ISLAMABAD – The National Accountability Bureau (NAB) has launched an inquiry into the assets of former military dictator General (r) Pervez Musharraf after getting a warrant from Islamabad High Court.
The anti-corruption watchdog will probe the allegations against the former president of owning properties exceeding his salary competence.
NAB had earlier dismissed a complaint sent by Col (r) Inaam ul Rahim that alleged Musharraf of possessing properties that exceed his income’s capacity to afford.
The petition was earlier run in the Islamabad High Court which provided sanction in the matter. The investigations were carried out after the appellant forwarded another letter to NAB.

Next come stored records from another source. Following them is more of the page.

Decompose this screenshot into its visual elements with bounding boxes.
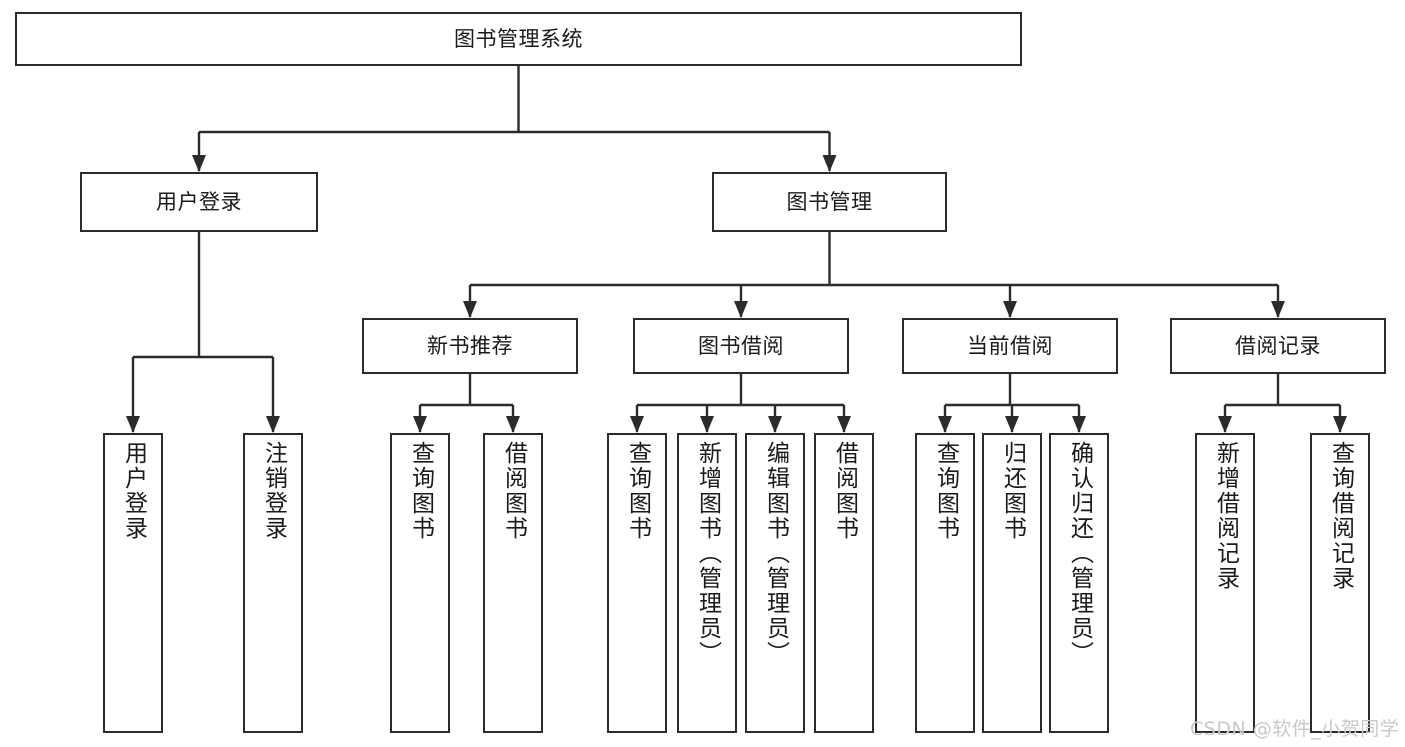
node-label: 查询图书 (407, 441, 434, 541)
node-label: 当前借阅 (967, 333, 1053, 358)
node-label: 新增图书（管理员） (694, 441, 721, 666)
leaf-logout[interactable]: 注销登录 (243, 433, 303, 733)
node-label: 查询图书 (932, 441, 959, 541)
node-label: 图书管理 (786, 189, 873, 214)
leaf-user-login[interactable]: 用户登录 (103, 433, 163, 733)
node-label: 用户登录 (120, 441, 147, 541)
leaf-recommend-borrow-book[interactable]: 借阅图书 (483, 433, 543, 733)
csdn-watermark: CSDN @软件_小贺同学 (1190, 718, 1400, 740)
node-label: 借阅记录 (1235, 333, 1321, 358)
node-label: 借阅图书 (500, 441, 527, 541)
node-label: 注销登录 (260, 441, 287, 541)
leaf-current-query-book[interactable]: 查询图书 (915, 433, 975, 733)
leaf-record-query[interactable]: 查询借阅记录 (1310, 433, 1370, 733)
node-label: 确认归还（管理员） (1066, 441, 1093, 666)
node-label: 借阅图书 (831, 441, 858, 541)
leaf-record-add[interactable]: 新增借阅记录 (1195, 433, 1255, 733)
node-root[interactable]: 图书管理系统 (15, 12, 1022, 66)
leaf-current-return-book[interactable]: 归还图书 (982, 433, 1042, 733)
node-book-borrow[interactable]: 图书借阅 (633, 318, 849, 374)
leaf-recommend-query-book[interactable]: 查询图书 (390, 433, 450, 733)
node-user-login[interactable]: 用户登录 (80, 172, 318, 232)
leaf-borrow-add-book-admin[interactable]: 新增图书（管理员） (677, 433, 737, 733)
node-label: 查询图书 (624, 441, 651, 541)
node-label: 图书管理系统 (454, 26, 583, 51)
leaf-borrow-borrow-book[interactable]: 借阅图书 (814, 433, 874, 733)
node-label: 图书借阅 (698, 333, 784, 358)
node-label: 编辑图书（管理员） (762, 441, 789, 666)
leaf-borrow-query-book[interactable]: 查询图书 (607, 433, 667, 733)
node-label: 查询借阅记录 (1327, 441, 1354, 591)
node-label: 用户登录 (156, 189, 242, 214)
node-borrow-record[interactable]: 借阅记录 (1170, 318, 1386, 374)
node-label: 新增借阅记录 (1212, 441, 1239, 591)
leaf-current-confirm-return-admin[interactable]: 确认归还（管理员） (1049, 433, 1109, 733)
node-label: 新书推荐 (427, 333, 513, 358)
node-book-manage[interactable]: 图书管理 (712, 172, 947, 232)
node-label: 归还图书 (999, 441, 1026, 541)
node-current-borrow[interactable]: 当前借阅 (902, 318, 1118, 374)
node-new-book-recommend[interactable]: 新书推荐 (362, 318, 578, 374)
leaf-borrow-edit-book-admin[interactable]: 编辑图书（管理员） (745, 433, 805, 733)
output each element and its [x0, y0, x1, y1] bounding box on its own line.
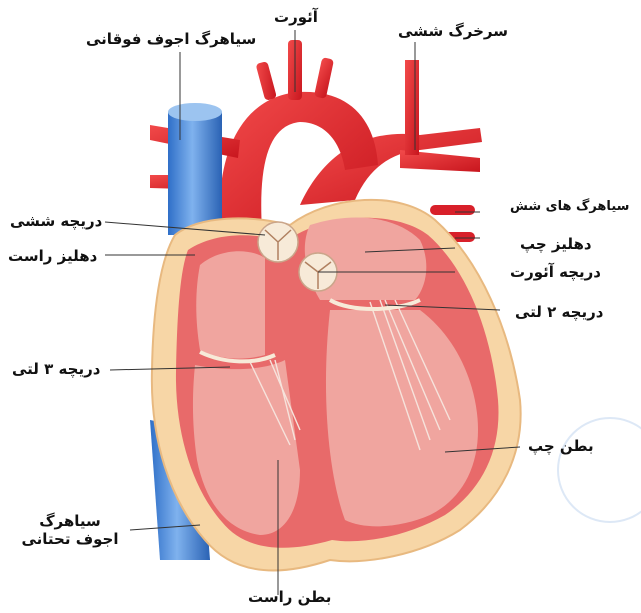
label-right-ventricle: بطن راست	[248, 588, 331, 606]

In his complaint filed some five years ago, the petitioner had asked NAB to hold an inquiry into the allegation that the general in his nomination papers had declared assets which were beyond his known sources of income. The bureau, vide letter dated April 25, 2013, informed the retired colonel that his complaint could not be entertained for want of jurisdiction, because as a member of the armed forces the general was immune from being proceeded against under the NAO.
However, last month, the IHC directed the bureau to proceed against Pervez Musharraf for his alleged corruption while holding the office of president of Pakistan.
In February, a division bench of the IHC comprising Justice Athar Minallah and Justice Miangul Hassan Aurangzeb issued the landmark judgement on Rahim’s petition, clearing a 19-year-old ambiguity in the National Accountability Ordinance (NAO) 1999 due to which NAB had always shown reluctance to proceed against retired army officers despite complaints of mega corruption against them.
The Federal Board of Revenue (FBR) has also revealed that the former military dictator has not even paid his income taxes, according to reports in local media.
Musharraf slipped out of the country in March 2016 after his name was finally removed from the country’s “exit control list” on Thursday after almost three years of being banned from international travel.
The former army chief, who took power in a 1999 coup, is facing charges of treason.
He had been prevented from leaving since April 2013, soon after he returned from self-imposed exile and became embroiled in a series of legal cases, including a historic government-initiated high treason trial.